Overseas Investment: Treaties

(asked on 8th March 2016) - View Source

Question to the Department for Business, Energy and Industrial Strategy:

To ask the Secretary of State for Business, Innovation and Skills, what steps the Government has taken to ensure that UK bilateral investment treaties meet the commitment in the Government's document, Good Business: Implementing the UN Guiding Principles on Business and Human Rights, published in September 2013, to ensure that agreements facilitating investment overseas by UK or EU companies incorporate the business responsibility to respect human rights.


Answered by
Anna Soubry Portrait
Anna Soubry
This question was answered on 16th March 2016

The UK is signatory to over 90 bilateral investment treaties (BITs).
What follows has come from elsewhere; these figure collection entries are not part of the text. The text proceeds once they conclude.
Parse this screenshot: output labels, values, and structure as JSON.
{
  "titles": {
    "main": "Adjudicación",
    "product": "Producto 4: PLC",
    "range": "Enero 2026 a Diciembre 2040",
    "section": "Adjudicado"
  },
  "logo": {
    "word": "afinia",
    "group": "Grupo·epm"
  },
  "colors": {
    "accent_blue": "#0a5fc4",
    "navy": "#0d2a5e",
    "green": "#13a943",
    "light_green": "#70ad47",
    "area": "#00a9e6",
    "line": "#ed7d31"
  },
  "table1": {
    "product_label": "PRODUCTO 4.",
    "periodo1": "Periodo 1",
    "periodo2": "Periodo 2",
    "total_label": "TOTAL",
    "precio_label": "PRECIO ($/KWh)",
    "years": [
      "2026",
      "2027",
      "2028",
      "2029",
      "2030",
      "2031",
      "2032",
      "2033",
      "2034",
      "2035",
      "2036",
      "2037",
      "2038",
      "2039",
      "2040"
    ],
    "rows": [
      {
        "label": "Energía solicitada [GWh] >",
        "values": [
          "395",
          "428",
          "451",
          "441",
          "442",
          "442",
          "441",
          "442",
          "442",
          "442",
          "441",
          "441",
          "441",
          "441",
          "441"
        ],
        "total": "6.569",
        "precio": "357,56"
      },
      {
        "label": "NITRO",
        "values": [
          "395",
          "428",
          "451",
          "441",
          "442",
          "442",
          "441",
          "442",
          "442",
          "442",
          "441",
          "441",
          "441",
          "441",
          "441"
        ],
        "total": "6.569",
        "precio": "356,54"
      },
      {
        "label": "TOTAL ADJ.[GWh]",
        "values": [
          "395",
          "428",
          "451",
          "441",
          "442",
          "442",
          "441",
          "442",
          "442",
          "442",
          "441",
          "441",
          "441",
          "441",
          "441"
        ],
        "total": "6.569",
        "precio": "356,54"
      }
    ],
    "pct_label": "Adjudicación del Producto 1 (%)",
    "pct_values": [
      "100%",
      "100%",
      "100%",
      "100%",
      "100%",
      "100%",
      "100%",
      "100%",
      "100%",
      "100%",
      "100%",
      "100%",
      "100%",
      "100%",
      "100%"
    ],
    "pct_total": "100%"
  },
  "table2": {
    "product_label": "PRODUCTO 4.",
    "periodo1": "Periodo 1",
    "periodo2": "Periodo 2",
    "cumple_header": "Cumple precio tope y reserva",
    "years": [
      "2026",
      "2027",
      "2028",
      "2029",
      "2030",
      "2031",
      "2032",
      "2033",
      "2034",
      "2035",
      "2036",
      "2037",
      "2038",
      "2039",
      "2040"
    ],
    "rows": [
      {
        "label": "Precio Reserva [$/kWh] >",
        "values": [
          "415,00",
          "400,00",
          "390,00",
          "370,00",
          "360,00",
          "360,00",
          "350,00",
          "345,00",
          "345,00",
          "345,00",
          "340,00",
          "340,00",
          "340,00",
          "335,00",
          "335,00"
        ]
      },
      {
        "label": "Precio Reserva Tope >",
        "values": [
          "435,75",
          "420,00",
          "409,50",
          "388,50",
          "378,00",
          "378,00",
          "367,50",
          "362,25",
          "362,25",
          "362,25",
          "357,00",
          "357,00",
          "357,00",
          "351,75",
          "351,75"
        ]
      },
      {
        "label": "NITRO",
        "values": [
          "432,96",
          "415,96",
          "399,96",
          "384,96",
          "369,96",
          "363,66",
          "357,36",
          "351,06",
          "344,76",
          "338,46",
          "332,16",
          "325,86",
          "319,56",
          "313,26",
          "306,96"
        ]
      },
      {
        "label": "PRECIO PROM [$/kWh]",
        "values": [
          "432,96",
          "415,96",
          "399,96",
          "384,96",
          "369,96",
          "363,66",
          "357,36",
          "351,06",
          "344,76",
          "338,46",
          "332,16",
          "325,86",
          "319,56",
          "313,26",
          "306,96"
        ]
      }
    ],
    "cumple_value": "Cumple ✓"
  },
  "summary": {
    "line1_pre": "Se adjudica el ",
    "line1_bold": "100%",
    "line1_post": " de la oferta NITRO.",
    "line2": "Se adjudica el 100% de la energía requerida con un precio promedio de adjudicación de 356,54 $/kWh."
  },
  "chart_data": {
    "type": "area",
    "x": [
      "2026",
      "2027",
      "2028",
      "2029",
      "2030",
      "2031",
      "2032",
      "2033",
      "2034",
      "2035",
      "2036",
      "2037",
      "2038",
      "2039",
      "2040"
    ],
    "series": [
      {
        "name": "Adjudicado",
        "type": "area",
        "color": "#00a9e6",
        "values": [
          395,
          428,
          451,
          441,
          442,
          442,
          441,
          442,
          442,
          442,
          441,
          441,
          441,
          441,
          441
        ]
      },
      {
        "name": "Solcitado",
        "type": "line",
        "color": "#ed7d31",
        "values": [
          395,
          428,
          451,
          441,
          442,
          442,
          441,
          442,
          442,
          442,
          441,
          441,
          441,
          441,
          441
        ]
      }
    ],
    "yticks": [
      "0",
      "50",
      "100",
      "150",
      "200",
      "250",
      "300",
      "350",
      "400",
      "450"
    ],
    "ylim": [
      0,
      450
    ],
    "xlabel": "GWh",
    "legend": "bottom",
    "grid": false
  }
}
The objective of the BITs is to provide protection to investors against actions from the host state (whether the UK or the other party) that comprise unfair or discriminatory treatment of investors rather than to facilitate investment. Fair, non-discriminatory and proportionate action taken by a host state, including to protect human rights, would not breach an investment protection and as such, it is unlikely that a BIT could be invoked by an investor in a way that is detrimental to human rights. The Government is not aware of any investor-state dispute settlement claims made by UK investors under existing BITs that have led directly to or contributed towards a negative impact on human rights.